Development of a polymer-based antimicrobial coating for efficacious urinary catheter protection

Abstract

This study reports the development of a polymer-based catheter coating to facilitate controlled release of antimicrobial peptides (AMP) to target both planktonic bacteria and biofilm in the urinary catheter environment. Catheter associated urinary tract infection (CAUTI) is a common nosocomial infection among hospitalized patients and is a major reservoir of antimicrobial resistant pathogens. Although silver- or antibiotics-coated catheters have been deployed to minimise CAUTI, the inconsistency and lack of durability in antibacterial properties of these coatings have limited their clinical use. The incorporation of AMPs in catheter coatings has gained interest due to the effective bacteria killing effects of AMPs, with few reports on bacterial resistance development against peptides.
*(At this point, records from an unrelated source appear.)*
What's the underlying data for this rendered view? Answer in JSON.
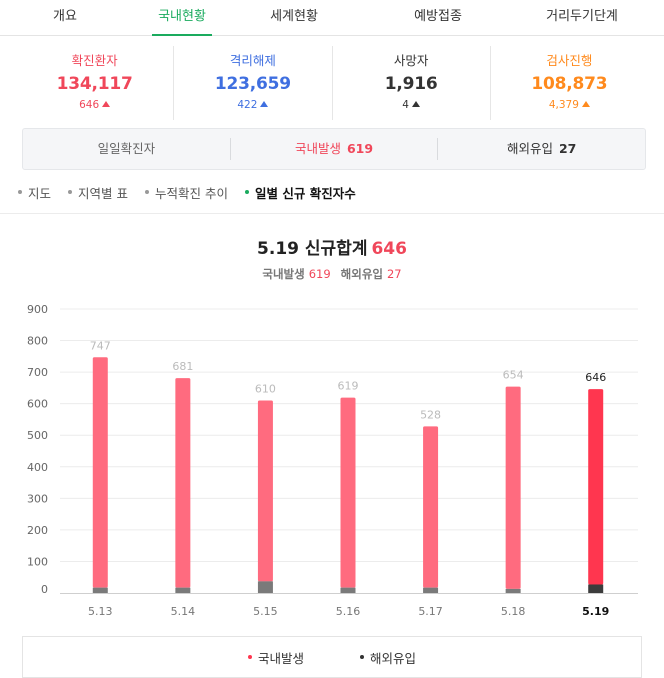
{
  "tabs": [
    {
      "label": "개요",
      "active": false
    },
    {
      "label": "국내현황",
      "active": true
    },
    {
      "label": "세계현황",
      "active": false
    },
    {
      "label": "예방접종",
      "active": false
    },
    {
      "label": "거리두기단계",
      "active": false
    }
  ],
  "stats": [
    {
      "label": "확진환자",
      "value": "134,117",
      "delta": "646",
      "color": "#f0475a"
    },
    {
      "label": "격리해제",
      "value": "123,659",
      "delta": "422",
      "color": "#3f6fe0"
    },
    {
      "label": "사망자",
      "value": "1,916",
      "delta": "4",
      "color": "#333333"
    },
    {
      "label": "검사진행",
      "value": "108,873",
      "delta": "4,379",
      "color": "#ff8a1d"
    }
  ],
  "daily": {
    "label": "일일확진자",
    "domestic_label": "국내발생",
    "domestic_value": "619",
    "overseas_label": "해외유입",
    "overseas_value": "27"
  },
  "submenu": [
    {
      "label": "지도",
      "active": false
    },
    {
      "label": "지역별 표",
      "active": false
    },
    {
      "label": "누적확진 추이",
      "active": false
    },
    {
      "label": "일별 신규 확진자수",
      "active": true
    }
  ],
  "chart_header": {
    "title": "5.19 신규합계",
    "total": "646",
    "domestic_label": "국내발생",
    "domestic_value": "619",
    "overseas_label": "해외유입",
    "overseas_value": "27"
  },
  "legend": {
    "domestic": "국내발생",
    "overseas": "해외유입"
  },
  "colors": {
    "accent": "#1aab5e",
    "domestic_bar": "#ff6b7f",
    "domestic_bar_today": "#ff364f",
    "overseas_bar": "#7a7a7a",
    "overseas_bar_today": "#3c3c3c"
  },
  "chart_data": {
    "type": "bar",
    "stacked": true,
    "categories": [
      "5.13",
      "5.14",
      "5.15",
      "5.16",
      "5.17",
      "5.18",
      "5.19"
    ],
    "totals": [
      747,
      681,
      610,
      619,
      528,
      654,
      646
    ],
    "series": [
      {
        "name": "국내발생",
        "values": [
          730,
          664,
          573,
          602,
          511,
          641,
          619
        ]
      },
      {
        "name": "해외유입",
        "values": [
          17,
          17,
          37,
          17,
          17,
          13,
          27
        ]
      }
    ],
    "y_ticks": [
      0,
      100,
      200,
      300,
      400,
      500,
      600,
      700,
      800,
      900
    ],
    "ylim": [
      0,
      900
    ],
    "highlight_index": 6,
    "legend_position": "bottom",
    "grid": true
  }
}
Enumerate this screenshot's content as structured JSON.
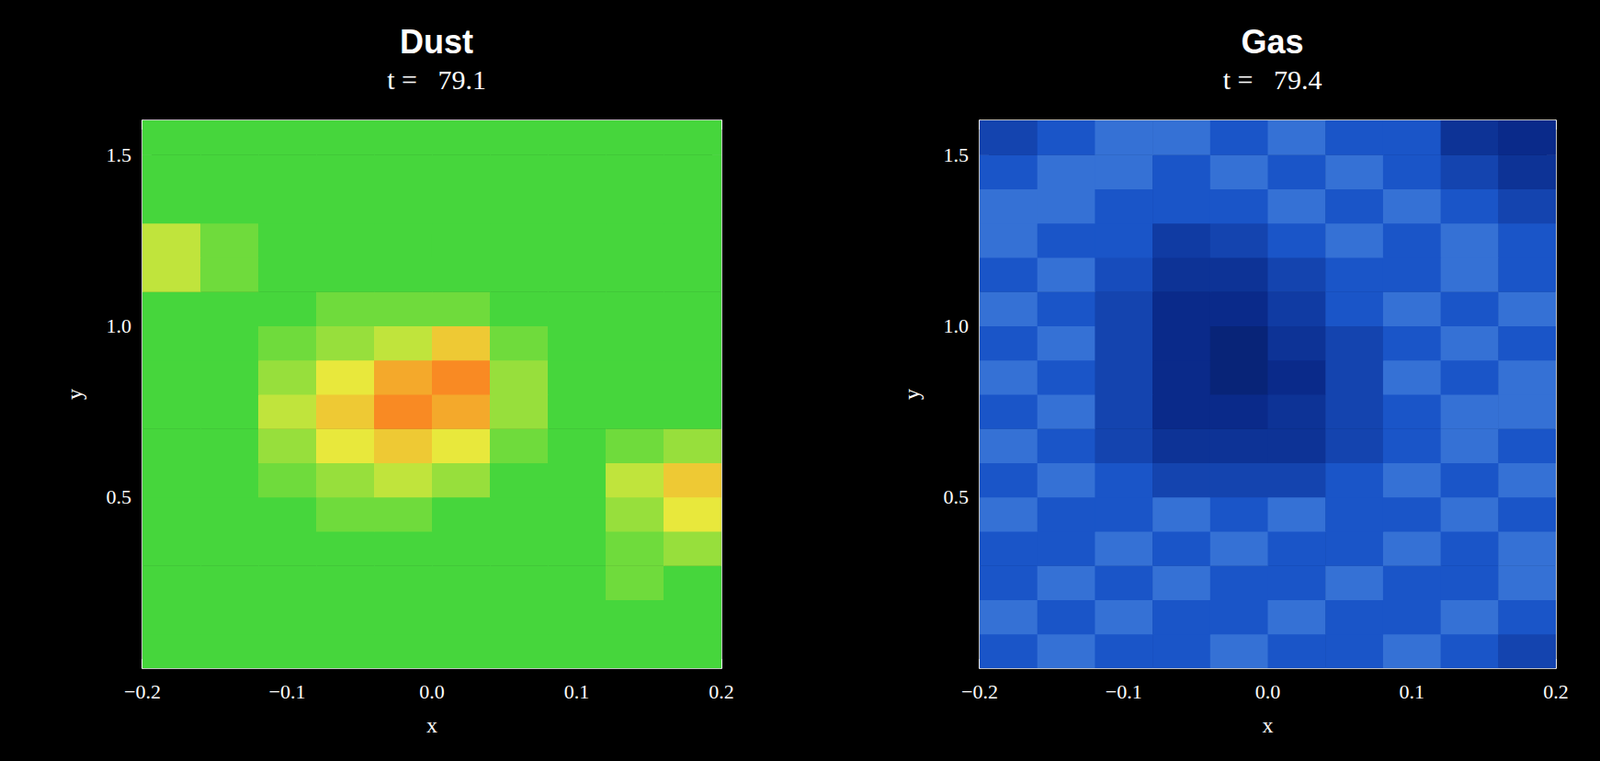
{
  "chart_data": [
    {
      "type": "heatmap",
      "title": "Dust",
      "subtitle": "t =   79.1",
      "x_label": "x",
      "y_label": "y",
      "xlim": [
        -0.2,
        0.2
      ],
      "ylim": [
        0,
        1.6
      ],
      "xticks": [
        {
          "value": -0.2,
          "label": "−0.2"
        },
        {
          "value": -0.1,
          "label": "−0.1"
        },
        {
          "value": 0,
          "label": "0.0"
        },
        {
          "value": 0.1,
          "label": "0.1"
        },
        {
          "value": 0.2,
          "label": "0.2"
        }
      ],
      "yticks": [
        0.5,
        {
          "value": 1,
          "label": "1.0"
        },
        1.5
      ],
      "x_bins": [
        -0.2,
        -0.16,
        -0.12,
        -0.08,
        -0.04,
        0,
        0.04,
        0.08,
        0.12,
        0.16,
        0.2
      ],
      "y_bins": [
        0,
        0.1,
        0.2,
        0.3,
        0.4,
        0.5,
        0.6,
        0.7,
        0.8,
        0.9,
        1.0,
        1.1,
        1.2,
        1.3,
        1.4,
        1.5,
        1.6
      ],
      "zlim": [
        0,
        10
      ],
      "cells": [
        [
          4,
          4,
          4,
          4,
          4,
          4,
          4,
          4,
          4,
          4
        ],
        [
          4,
          4,
          4,
          4,
          4,
          4,
          4,
          4,
          4,
          4
        ],
        [
          4,
          4,
          4,
          4,
          4,
          4,
          4,
          4,
          4.5,
          4
        ],
        [
          4,
          4,
          4,
          4,
          4,
          4,
          4,
          4,
          4.5,
          5
        ],
        [
          4,
          4,
          4,
          4.5,
          4.5,
          4,
          4,
          4,
          5,
          6
        ],
        [
          4,
          4,
          4.5,
          5,
          5.5,
          5,
          4,
          4,
          5.5,
          6.5
        ],
        [
          4,
          4,
          5,
          6,
          6.5,
          6,
          4.5,
          4,
          4.5,
          5
        ],
        [
          4,
          4,
          5.5,
          6.5,
          7.5,
          7,
          5,
          4,
          4,
          4
        ],
        [
          4,
          4,
          5,
          6,
          7,
          7.5,
          5,
          4,
          4,
          4
        ],
        [
          4,
          4,
          4.5,
          5,
          5.5,
          6.5,
          4.5,
          4,
          4,
          4
        ],
        [
          4,
          4,
          4,
          4.5,
          4.5,
          4.5,
          4,
          4,
          4,
          4
        ],
        [
          5.5,
          4.5,
          4,
          4,
          4,
          4,
          4,
          4,
          4,
          4
        ],
        [
          5.5,
          4.5,
          4,
          4,
          4,
          4,
          4,
          4,
          4,
          4
        ],
        [
          4,
          4,
          4,
          4,
          4,
          4,
          4,
          4,
          4,
          4
        ],
        [
          4,
          4,
          4,
          4,
          4,
          4,
          4,
          4,
          4,
          4
        ],
        [
          4,
          4,
          4,
          4,
          4,
          4,
          4,
          4,
          4,
          4
        ]
      ]
    },
    {
      "type": "heatmap",
      "title": "Gas",
      "subtitle": "t =   79.4",
      "x_label": "x",
      "y_label": "y",
      "xlim": [
        -0.2,
        0.2
      ],
      "ylim": [
        0,
        1.6
      ],
      "xticks": [
        {
          "value": -0.2,
          "label": "−0.2"
        },
        {
          "value": -0.1,
          "label": "−0.1"
        },
        {
          "value": 0,
          "label": "0.0"
        },
        {
          "value": 0.1,
          "label": "0.1"
        },
        {
          "value": 0.2,
          "label": "0.2"
        }
      ],
      "yticks": [
        0.5,
        {
          "value": 1,
          "label": "1.0"
        },
        1.5
      ],
      "x_bins": [
        -0.2,
        -0.16,
        -0.12,
        -0.08,
        -0.04,
        0,
        0.04,
        0.08,
        0.12,
        0.16,
        0.2
      ],
      "y_bins": [
        0,
        0.1,
        0.2,
        0.3,
        0.4,
        0.5,
        0.6,
        0.7,
        0.8,
        0.9,
        1.0,
        1.1,
        1.2,
        1.3,
        1.4,
        1.5,
        1.6
      ],
      "zlim": [
        0,
        10
      ],
      "cells": [
        [
          5,
          6,
          5,
          5,
          6,
          5,
          5,
          6,
          5,
          4
        ],
        [
          6,
          5,
          6,
          5,
          5,
          6,
          5,
          5,
          6,
          5
        ],
        [
          5,
          6,
          5,
          6,
          5,
          5,
          6,
          5,
          5,
          6
        ],
        [
          5,
          5,
          6,
          5,
          6,
          5,
          5,
          6,
          5,
          6
        ],
        [
          6,
          5,
          5,
          6,
          5,
          6,
          5,
          5,
          6,
          5
        ],
        [
          5,
          6,
          5,
          4,
          4,
          4,
          5,
          6,
          5,
          6
        ],
        [
          6,
          5,
          4,
          3,
          3,
          3,
          4,
          5,
          6,
          5
        ],
        [
          5,
          6,
          4,
          2.5,
          2.5,
          3,
          4,
          5,
          6,
          6
        ],
        [
          6,
          5,
          4,
          2.5,
          2,
          2.5,
          4,
          6,
          5,
          6
        ],
        [
          5,
          6,
          4,
          2.5,
          2,
          3,
          4,
          5,
          6,
          5
        ],
        [
          6,
          5,
          4,
          2.5,
          2.5,
          3.5,
          5,
          6,
          5,
          6
        ],
        [
          5,
          6,
          4.5,
          3,
          3,
          4,
          5,
          5,
          6,
          5
        ],
        [
          6,
          5,
          5,
          3.5,
          4,
          5,
          6,
          5,
          6,
          5
        ],
        [
          6,
          6,
          5,
          5,
          5,
          6,
          5,
          6,
          5,
          4
        ],
        [
          5,
          6,
          6,
          5,
          6,
          5,
          6,
          5,
          4,
          3
        ],
        [
          4,
          5,
          6,
          6,
          5,
          6,
          5,
          5,
          3,
          2.5
        ]
      ]
    }
  ]
}
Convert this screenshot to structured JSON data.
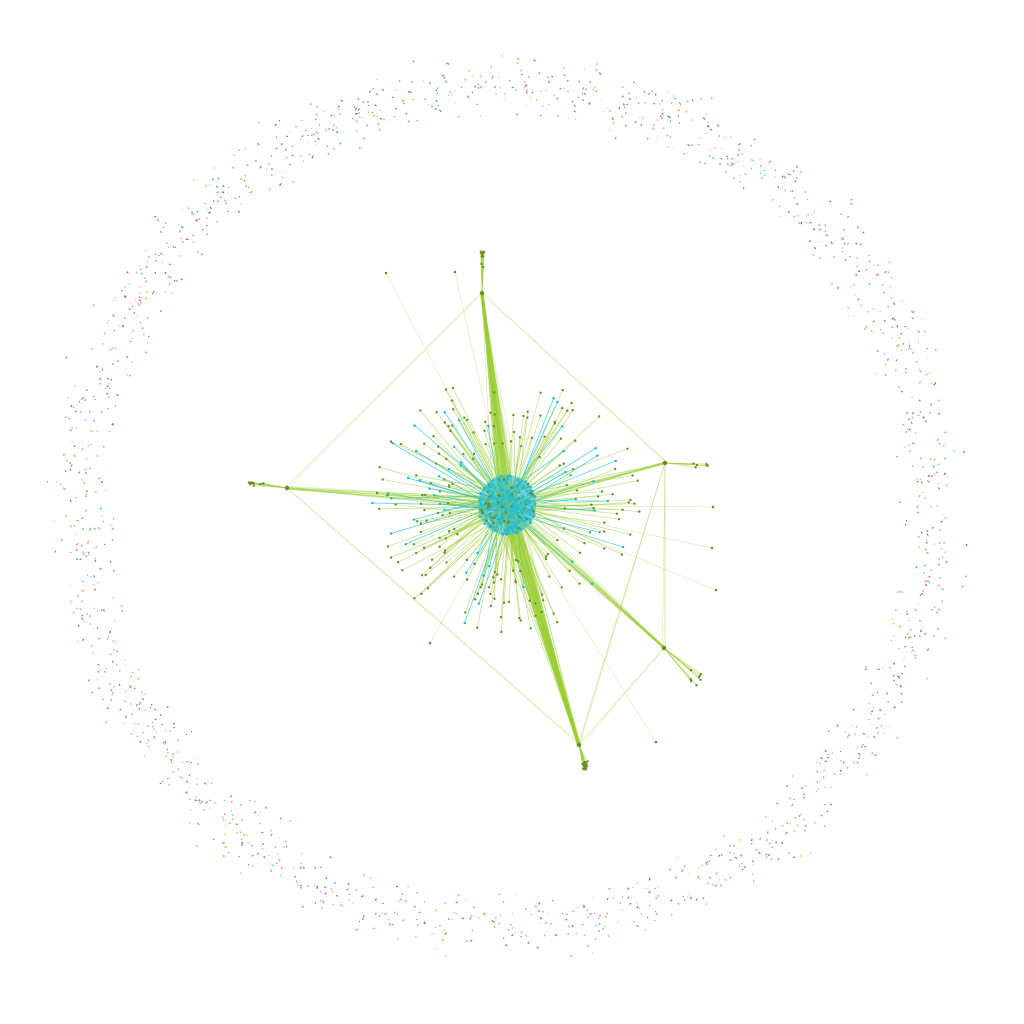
{
  "graph": {
    "type": "network",
    "layout": "force-directed",
    "isolated_ring": true,
    "colors": {
      "background": "#ffffff",
      "edge_primary": "#9acd32",
      "edge_secondary": "#00bcd4",
      "node_core": "#26bcd7",
      "node_hub": "#6b8e23",
      "ring_node_palette": [
        "#d62728",
        "#1f77b4",
        "#2ca02c",
        "#9467bd",
        "#8c564b",
        "#e377c2",
        "#17becf",
        "#bcbd22",
        "#7f7f7f",
        "#ff7f0e"
      ]
    },
    "components": [
      {
        "name": "core-cluster",
        "role": "dense-core"
      },
      {
        "name": "hub-top",
        "role": "hub"
      },
      {
        "name": "hub-left",
        "role": "hub"
      },
      {
        "name": "hub-bottom",
        "role": "hub"
      },
      {
        "name": "hub-right",
        "role": "hub"
      },
      {
        "name": "hub-right-lower",
        "role": "hub"
      },
      {
        "name": "isolated-ring",
        "role": "isolated-nodes"
      }
    ]
  }
}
This study aims to deploy a novel and potentially cost-effective technique to coat an anhydrous polymeric coating impregnated with AMPs for silicone-based catheters, to overcome limitations in conventional hydrogel-based coatings. Sustained peptide release was achieved with the development of an Ethyl Cellulose (EC): 1-Palmitoyl-2-oleoylphosphatidylcholine (POPC)-based diffusion layer over an AMP-laden Polycaprolactone (PCL)-based layer to control AMP diffusion into the environment over a clinically relevant duration. The ‘AMP-EC-PCL’ coating showed good anti-bacteria performance against uropathogenic Escherichia coli, Staphylococcus aureus and Pseudomonas aeruginosa for up to 6 days. The coating also showed excellent anti-biofilm capability against green fluorescent protein (GFP)-tagged UTI E. coli. Fifteen centimeter catheter segments of single layer ‘AMP-EC-PCL’-coated catheters showed sustainable AMP release kinetics up to 7 days, where good antibacterial and anti-biofilm activity against E. coli was observed. The full scale ‘AMP-EC-PCL’-coated catheter showed improved mechanical integrity compared to commercial silicone catheters with preservation of the catheter balloon integrity upon expansion. Wound healing studies of the coated PDMS samples in mice models showed a reduction in bacteria concentration as compared to uncoated PDMS, indicating in vivo efficacy potential of the developed catheter coating platform.